Cody Cross was excited to move out of the Edge at Lowry apartments last summer.

There were the rodents, the broken heat, the trash and the shootings. The city had been fighting the landlord, CBZ Management, for years. And that’s not to mention the national uproar about a Venezuelan gang on the premises.

But as it turned out, Cross would be heading to another CBZ building — this one in Denver on Jewell Avenue — with some of the same issues. Three months later, he said his living situation is still pretty rough.

“It’s a slightly better improvement. But there’s a lot of things I still think that need to be fixed,” he said. “It’s just [the landlord] not having enough money to actually be able to. Or if he does, he just doesn’t care.”

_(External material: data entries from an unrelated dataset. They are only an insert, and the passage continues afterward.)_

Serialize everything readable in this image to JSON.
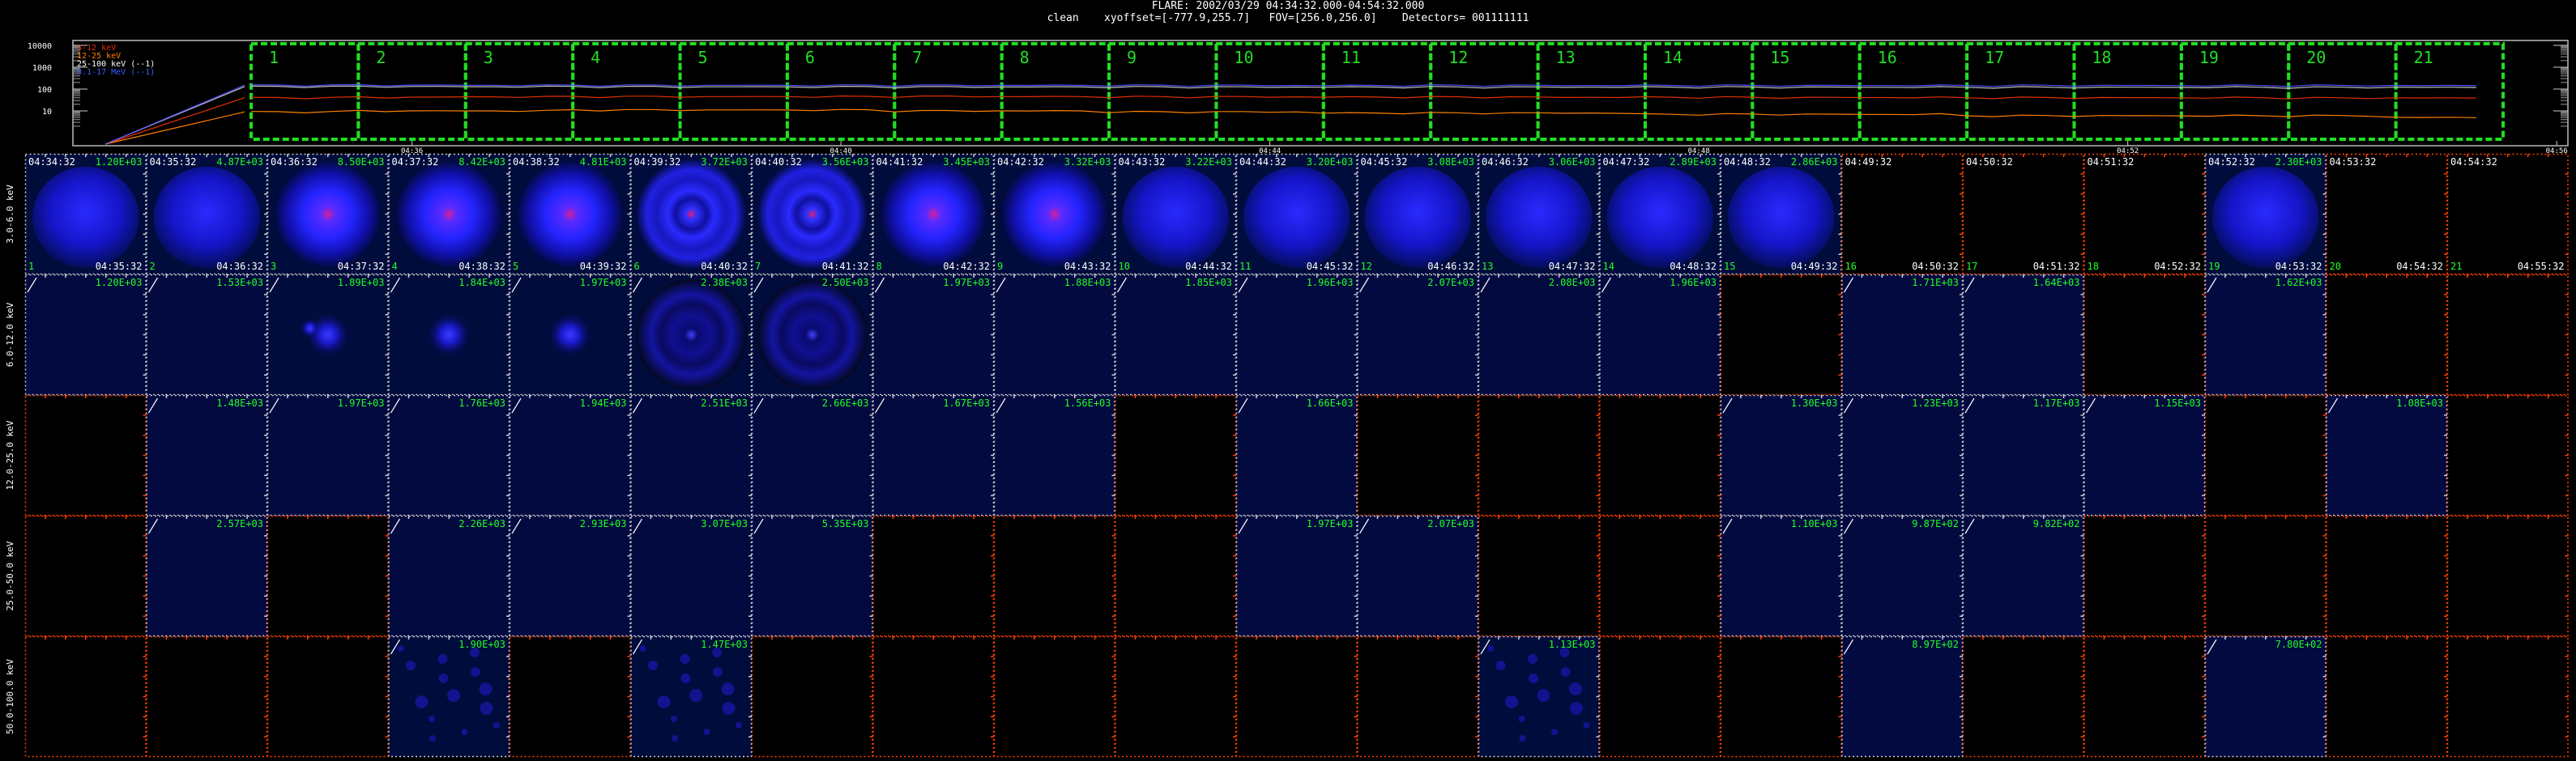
{
  "header": {
    "title": "FLARE: 2002/03/29 04:34:32.000-04:54:32.000",
    "subtitle": "clean    xyoffset=[-777.9,255.7]   FOV=[256.0,256.0]    Detectors= 001111111"
  },
  "lightcurve": {
    "y_ticks": [
      "10000",
      "1000",
      "100",
      "10"
    ],
    "legend": [
      {
        "label": "3-12 keV",
        "color": "#e03000"
      },
      {
        "label": "12-25 keV",
        "color": "#ff8000"
      },
      {
        "label": "25-100 keV (--1)",
        "color": "#ffffff"
      },
      {
        "label": "0.1-17 MeV (--1)",
        "color": "#3060ff"
      }
    ],
    "time_ticks": [
      "04:36",
      "04:40",
      "04:44",
      "04:48",
      "04:52",
      "04:56"
    ],
    "intervals": [
      "1",
      "2",
      "3",
      "4",
      "5",
      "6",
      "7",
      "8",
      "9",
      "10",
      "11",
      "12",
      "13",
      "14",
      "15",
      "16",
      "17",
      "18",
      "19",
      "20",
      "21"
    ],
    "series": [
      {
        "name": "3-12 keV",
        "color": "#e03000",
        "values": [
          40,
          42,
          44,
          45,
          45,
          45,
          46,
          45,
          44,
          44,
          43,
          43,
          42,
          42,
          41,
          41,
          40,
          40,
          40,
          39,
          39
        ]
      },
      {
        "name": "12-25 keV",
        "color": "#ff8000",
        "values": [
          9,
          10,
          10,
          11,
          11,
          11,
          10,
          10,
          9,
          9,
          8,
          8,
          8,
          7,
          7,
          7,
          6,
          6,
          6,
          6,
          5
        ]
      },
      {
        "name": "25-100 keV",
        "color": "#c0c0c0",
        "values": [
          130,
          130,
          128,
          128,
          126,
          126,
          125,
          124,
          124,
          123,
          123,
          122,
          122,
          122,
          121,
          121,
          120,
          120,
          120,
          119,
          119
        ]
      },
      {
        "name": "0.1-17 MeV",
        "color": "#5050ff",
        "values": [
          150,
          150,
          149,
          149,
          148,
          148,
          148,
          147,
          147,
          147,
          146,
          146,
          146,
          146,
          145,
          145,
          145,
          145,
          144,
          144,
          144
        ]
      }
    ]
  },
  "bands": [
    "3.0-6.0 keV",
    "6.0-12.0 keV",
    "12.0-25.0 keV",
    "25.0-50.0 keV",
    "50.0-100.0 keV"
  ],
  "time_starts": [
    "04:34:32",
    "04:35:32",
    "04:36:32",
    "04:37:32",
    "04:38:32",
    "04:39:32",
    "04:40:32",
    "04:41:32",
    "04:42:32",
    "04:43:32",
    "04:44:32",
    "04:45:32",
    "04:46:32",
    "04:47:32",
    "04:48:32",
    "04:49:32",
    "04:50:32",
    "04:51:32",
    "04:52:32",
    "04:53:32",
    "04:54:32"
  ],
  "time_ends": [
    "04:35:32",
    "04:36:32",
    "04:37:32",
    "04:38:32",
    "04:39:32",
    "04:40:32",
    "04:41:32",
    "04:42:32",
    "04:43:32",
    "04:44:32",
    "04:45:32",
    "04:46:32",
    "04:47:32",
    "04:48:32",
    "04:49:32",
    "04:50:32",
    "04:51:32",
    "04:52:32",
    "04:53:32",
    "04:54:32",
    "04:55:32"
  ],
  "colors": {
    "text_green": "#22ff22",
    "box_green": "#22dd22",
    "axis_white": "#cccccc",
    "axis_red": "#ff4000"
  },
  "image_max": [
    [
      "1.20E+03",
      "4.87E+03",
      "8.50E+03",
      "8.42E+03",
      "4.81E+03",
      "3.72E+03",
      "3.56E+03",
      "3.45E+03",
      "3.32E+03",
      "3.22E+03",
      "3.20E+03",
      "3.08E+03",
      "3.06E+03",
      "2.89E+03",
      "2.86E+03",
      "",
      "",
      "",
      "2.30E+03",
      "",
      ""
    ],
    [
      "1.20E+03",
      "1.53E+03",
      "1.89E+03",
      "1.84E+03",
      "1.97E+03",
      "2.38E+03",
      "2.50E+03",
      "1.97E+03",
      "1.88E+03",
      "1.85E+03",
      "1.96E+03",
      "2.07E+03",
      "2.08E+03",
      "1.96E+03",
      "",
      "1.71E+03",
      "1.64E+03",
      "",
      "1.62E+03",
      "",
      ""
    ],
    [
      "",
      "1.48E+03",
      "1.97E+03",
      "1.76E+03",
      "1.94E+03",
      "2.51E+03",
      "2.66E+03",
      "1.67E+03",
      "1.56E+03",
      "",
      "1.66E+03",
      "",
      "",
      "",
      "1.30E+03",
      "1.23E+03",
      "1.17E+03",
      "1.15E+03",
      "",
      "1.08E+03",
      ""
    ],
    [
      "",
      "2.57E+03",
      "",
      "2.26E+03",
      "2.93E+03",
      "3.07E+03",
      "5.35E+03",
      "",
      "",
      "",
      "1.97E+03",
      "2.07E+03",
      "",
      "",
      "1.10E+03",
      "9.87E+02",
      "9.82E+02",
      "",
      "",
      "",
      ""
    ],
    [
      "",
      "",
      "",
      "1.90E+03",
      "",
      "1.47E+03",
      "",
      "",
      "",
      "",
      "",
      "",
      "1.13E+03",
      "",
      "",
      "8.97E+02",
      "",
      "",
      "7.80E+02",
      "",
      ""
    ]
  ],
  "image_kind": [
    [
      "diffuse",
      "diffuse",
      "blob",
      "blob",
      "blob",
      "ring",
      "ring",
      "blob",
      "blob",
      "diffuse",
      "diffuse",
      "diffuse",
      "diffuse",
      "diffuse",
      "diffuse",
      "none",
      "none",
      "none",
      "diffuse",
      "none",
      "none"
    ],
    [
      "faint",
      "faint",
      "dots",
      "dot",
      "dot",
      "ring",
      "ring",
      "faint",
      "faint",
      "faint",
      "faint",
      "faint",
      "faint",
      "faint",
      "none",
      "faint",
      "faint",
      "none",
      "faint",
      "none",
      "none"
    ],
    [
      "none",
      "faint",
      "faint",
      "faint",
      "faint",
      "faint",
      "faint",
      "faint",
      "faint",
      "none",
      "faint",
      "none",
      "none",
      "none",
      "faint",
      "faint",
      "faint",
      "faint",
      "none",
      "faint",
      "none"
    ],
    [
      "none",
      "faint",
      "none",
      "faint",
      "faint",
      "faint",
      "faint",
      "none",
      "none",
      "none",
      "faint",
      "faint",
      "none",
      "none",
      "faint",
      "faint",
      "faint",
      "none",
      "none",
      "none",
      "none"
    ],
    [
      "none",
      "none",
      "none",
      "speckle",
      "none",
      "speckle",
      "none",
      "none",
      "none",
      "none",
      "none",
      "none",
      "speckle",
      "none",
      "none",
      "faint",
      "none",
      "none",
      "faint",
      "none",
      "none"
    ]
  ]
}
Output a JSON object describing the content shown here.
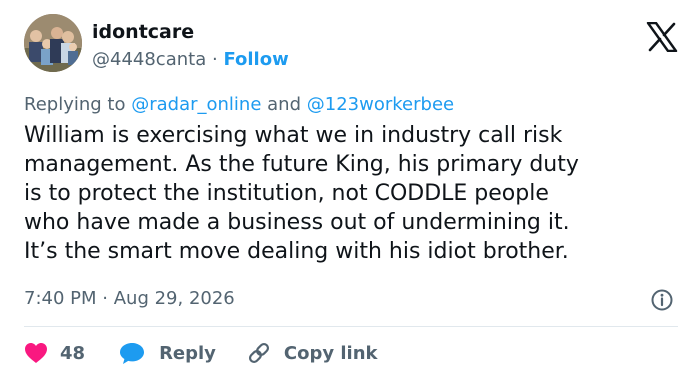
{
  "user": {
    "display_name": "idontcare",
    "handle": "@4448canta",
    "separator": "·",
    "follow_label": "Follow"
  },
  "reply_context": {
    "prefix": "Replying to",
    "mention_1": "@radar_online",
    "conjunction": "and",
    "mention_2": "@123workerbee"
  },
  "tweet": {
    "text": "William is exercising what we in industry call risk\nmanagement. As the future King, his primary duty\nis to protect the institution, not CODDLE people\nwho have made a business out of undermining it.\nIt’s the smart move dealing with his idiot brother."
  },
  "meta": {
    "time": "7:40 PM",
    "separator": "·",
    "date": "Aug 29, 2026"
  },
  "actions": {
    "like_count": "48",
    "reply_label": "Reply",
    "copy_link_label": "Copy link"
  },
  "colors": {
    "accent": "#1d9bf0",
    "like": "#f91880",
    "secondary_text": "#536471",
    "primary_text": "#0f1419"
  },
  "icons": {
    "brand": "x-logo-icon",
    "info": "info-icon",
    "like": "heart-icon",
    "reply": "speech-bubble-icon",
    "copy_link": "link-icon"
  }
}
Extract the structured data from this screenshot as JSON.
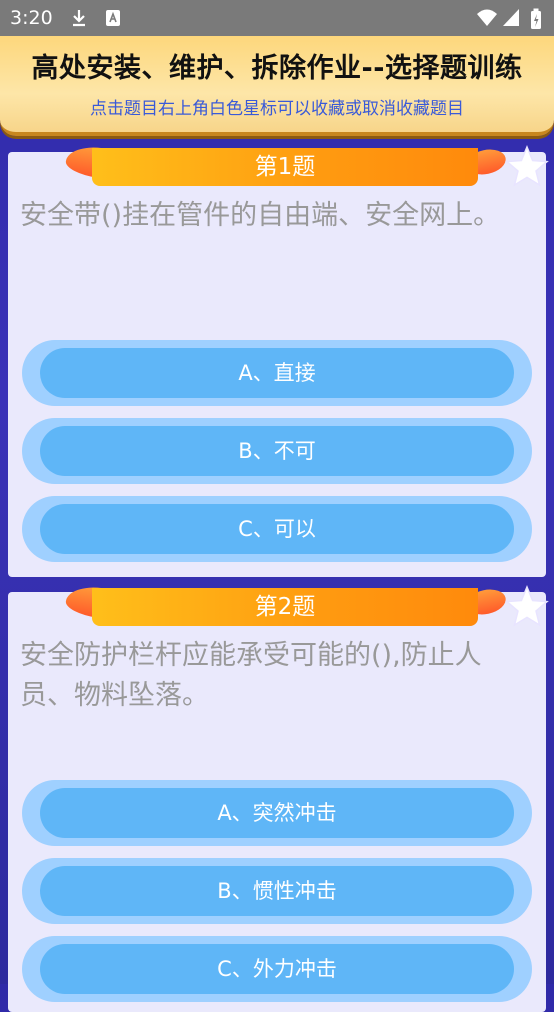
{
  "status_bar": {
    "time": "3:20",
    "icons": [
      "download-icon",
      "app-icon",
      "wifi-icon",
      "signal-icon",
      "battery-icon"
    ]
  },
  "header": {
    "title": "高处安装、维护、拆除作业--选择题训练",
    "subtitle": "点击题目右上角白色星标可以收藏或取消收藏题目"
  },
  "questions": [
    {
      "badge": "第1题",
      "text": "安全带()挂在管件的自由端、安全网上。",
      "options": [
        "A、直接",
        "B、不可",
        "C、可以"
      ]
    },
    {
      "badge": "第2题",
      "text": "安全防护栏杆应能承受可能的(),防止人员、物料坠落。",
      "options": [
        "A、突然冲击",
        "B、惯性冲击",
        "C、外力冲击"
      ]
    }
  ],
  "colors": {
    "badge": "#ff9a10",
    "option": "#5fb6f7",
    "card": "#eae9fc",
    "header": "#fde6a8"
  }
}
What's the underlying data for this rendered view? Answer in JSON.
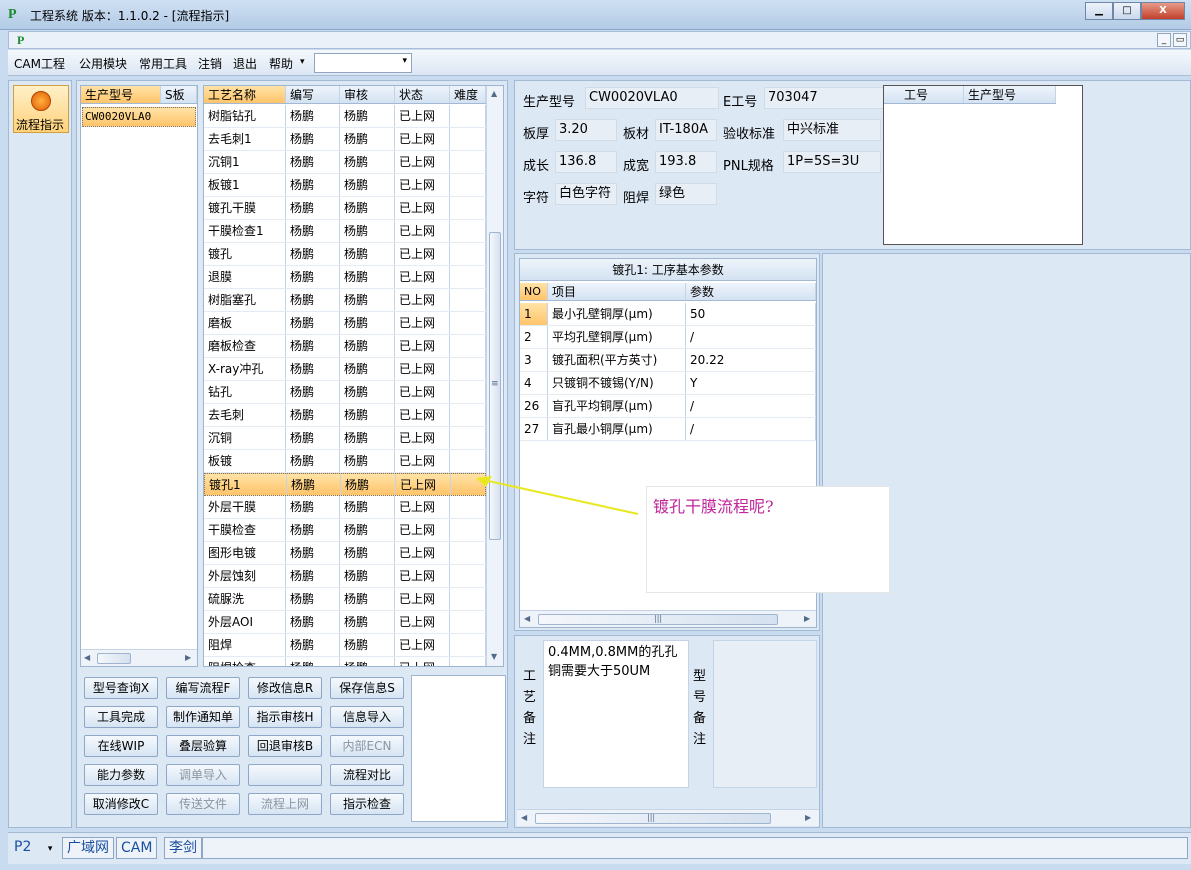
{
  "window": {
    "title": "工程系统  版本：1.1.0.2 - [流程指示]",
    "app_icon": "P",
    "min_glyph": "▁",
    "max_glyph": "□",
    "close_glyph": "X",
    "mdi_min_glyph": "_",
    "mdi_restore_glyph": "▭"
  },
  "menu": {
    "items": [
      "CAM工程",
      "公用模块",
      "常用工具",
      "注销",
      "退出",
      "帮助"
    ],
    "dropdown_arrow": "▾",
    "combo_value": "",
    "combo_arrow": "▾"
  },
  "nav": {
    "button_label": "流程指示"
  },
  "model_list": {
    "headers": [
      "生产型号",
      "S板"
    ],
    "rows": [
      "CW0020VLA0"
    ]
  },
  "process_grid": {
    "headers": [
      "工艺名称",
      "编写",
      "审核",
      "状态",
      "难度"
    ],
    "rows": [
      [
        "树脂钻孔",
        "杨鹏",
        "杨鹏",
        "已上网"
      ],
      [
        "去毛刺1",
        "杨鹏",
        "杨鹏",
        "已上网"
      ],
      [
        "沉铜1",
        "杨鹏",
        "杨鹏",
        "已上网"
      ],
      [
        "板镀1",
        "杨鹏",
        "杨鹏",
        "已上网"
      ],
      [
        "镀孔干膜",
        "杨鹏",
        "杨鹏",
        "已上网"
      ],
      [
        "干膜检查1",
        "杨鹏",
        "杨鹏",
        "已上网"
      ],
      [
        "镀孔",
        "杨鹏",
        "杨鹏",
        "已上网"
      ],
      [
        "退膜",
        "杨鹏",
        "杨鹏",
        "已上网"
      ],
      [
        "树脂塞孔",
        "杨鹏",
        "杨鹏",
        "已上网"
      ],
      [
        "磨板",
        "杨鹏",
        "杨鹏",
        "已上网"
      ],
      [
        "磨板检查",
        "杨鹏",
        "杨鹏",
        "已上网"
      ],
      [
        "X-ray冲孔",
        "杨鹏",
        "杨鹏",
        "已上网"
      ],
      [
        "钻孔",
        "杨鹏",
        "杨鹏",
        "已上网"
      ],
      [
        "去毛刺",
        "杨鹏",
        "杨鹏",
        "已上网"
      ],
      [
        "沉铜",
        "杨鹏",
        "杨鹏",
        "已上网"
      ],
      [
        "板镀",
        "杨鹏",
        "杨鹏",
        "已上网"
      ],
      [
        "镀孔1",
        "杨鹏",
        "杨鹏",
        "已上网"
      ],
      [
        "外层干膜",
        "杨鹏",
        "杨鹏",
        "已上网"
      ],
      [
        "干膜检查",
        "杨鹏",
        "杨鹏",
        "已上网"
      ],
      [
        "图形电镀",
        "杨鹏",
        "杨鹏",
        "已上网"
      ],
      [
        "外层蚀刻",
        "杨鹏",
        "杨鹏",
        "已上网"
      ],
      [
        "硫脲洗",
        "杨鹏",
        "杨鹏",
        "已上网"
      ],
      [
        "外层AOI",
        "杨鹏",
        "杨鹏",
        "已上网"
      ],
      [
        "阻焊",
        "杨鹏",
        "杨鹏",
        "已上网"
      ],
      [
        "阻焊检查",
        "杨鹏",
        "杨鹏",
        "已上网"
      ]
    ],
    "selected_index": 16
  },
  "buttons": [
    {
      "label": "型号查询X",
      "enabled": true
    },
    {
      "label": "编写流程F",
      "enabled": true
    },
    {
      "label": "修改信息R",
      "enabled": true
    },
    {
      "label": "保存信息S",
      "enabled": true
    },
    {
      "label": "工具完成",
      "enabled": true
    },
    {
      "label": "制作通知单",
      "enabled": true
    },
    {
      "label": "指示审核H",
      "enabled": true
    },
    {
      "label": "信息导入",
      "enabled": true
    },
    {
      "label": "在线WIP",
      "enabled": true
    },
    {
      "label": "叠层验算",
      "enabled": true
    },
    {
      "label": "回退审核B",
      "enabled": true
    },
    {
      "label": "内部ECN",
      "enabled": false
    },
    {
      "label": "能力参数",
      "enabled": true
    },
    {
      "label": "调单导入",
      "enabled": false
    },
    {
      "label": "",
      "enabled": true
    },
    {
      "label": "流程对比",
      "enabled": true
    },
    {
      "label": "取消修改C",
      "enabled": true
    },
    {
      "label": "传送文件",
      "enabled": false
    },
    {
      "label": "流程上网",
      "enabled": false
    },
    {
      "label": "指示检查",
      "enabled": true
    }
  ],
  "info": {
    "model_label": "生产型号",
    "model_value": "CW0020VLA0",
    "eno_label": "E工号",
    "eno_value": "703047",
    "thickness_label": "板厚",
    "thickness_value": "3.20",
    "material_label": "板材",
    "material_value": "IT-180A",
    "standard_label": "验收标准",
    "standard_value": "中兴标准",
    "length_label": "成长",
    "length_value": "136.8",
    "width_label": "成宽",
    "width_value": "193.8",
    "pnl_label": "PNL规格",
    "pnl_value": "1P=5S=3U",
    "char_label": "字符",
    "char_value": "白色字符",
    "mask_label": "阻焊",
    "mask_value": "绿色"
  },
  "right_mini_grid": {
    "headers": [
      "工号",
      "生产型号"
    ]
  },
  "param_grid": {
    "title": "镀孔1: 工序基本参数",
    "headers": [
      "NO",
      "项目",
      "参数"
    ],
    "rows": [
      [
        "1",
        "最小孔壁铜厚(μm)",
        "50"
      ],
      [
        "2",
        "平均孔壁铜厚(μm)",
        "/"
      ],
      [
        "3",
        "镀孔面积(平方英寸)",
        "20.22"
      ],
      [
        "4",
        "只镀铜不镀锡(Y/N)",
        "Y"
      ],
      [
        "26",
        "盲孔平均铜厚(μm)",
        "/"
      ],
      [
        "27",
        "盲孔最小铜厚(μm)",
        "/"
      ]
    ]
  },
  "annotation": {
    "text": "镀孔干膜流程呢?"
  },
  "notes": {
    "process_label": "工艺备注",
    "process_text": "0.4MM,0.8MM的孔孔铜需要大于50UM",
    "model_label": "型号备注",
    "model_text": ""
  },
  "statusbar": {
    "tabs": [
      "P2",
      "广域网",
      "CAM",
      "李剑"
    ],
    "p2_arrow": "▾"
  },
  "scroll_glyphs": {
    "up": "▲",
    "down": "▼",
    "left": "◀",
    "right": "▶",
    "grip": "≡",
    "hgrip": "|||"
  },
  "colors": {
    "accent_orange": "#ffc46a",
    "annotation_text": "#c0259a",
    "arrow": "#e8e820"
  }
}
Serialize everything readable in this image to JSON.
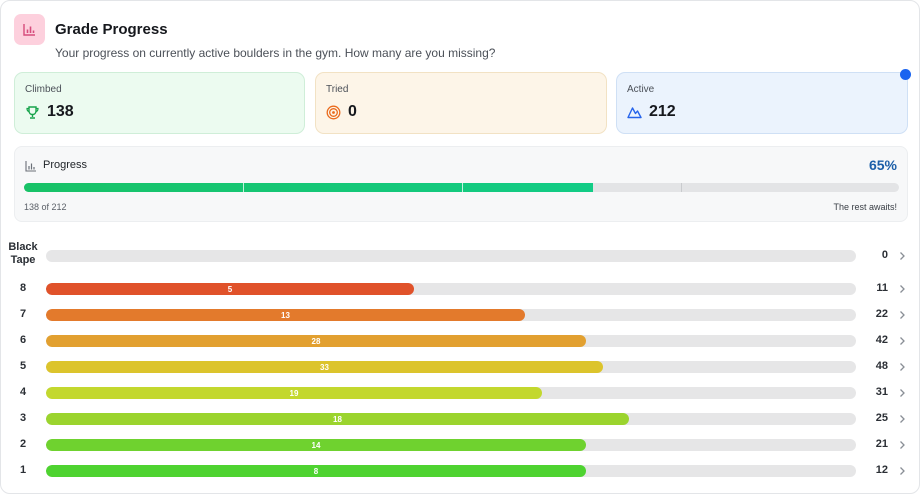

The heat in his new place is often broken. The exterior doors aren’t secure. Squatters have moved into vacant rooms and use drugs in common areas. And it’s part of a pattern that stretches across multiple cities.

Similar issues have unfolded at another CBZ property on Pennsylvania Street, which Denver officials shut down last week in a rare flex of the city’s growing power over property owners. (Aurora officials had already shut down the landlord’s Nome Street property, and they’re closing the rest of the Edge at Lowry on Dallas Street next month.)

Meanwhile, the company’s third property in Denver also has garnered complaints from residents, and an apartment it operates in Edgewater was the subject of a lawsuit over mold, sewage and an “extremely painful rash.”

CBZ declined to comment for this story, citing ongoing litigation. The company’s website has been offline for some time, but its owners still hold the titles to its properties across the metro. The company also has had a presence in Pueblo, Colorado Springs and Brooklyn, N.Y.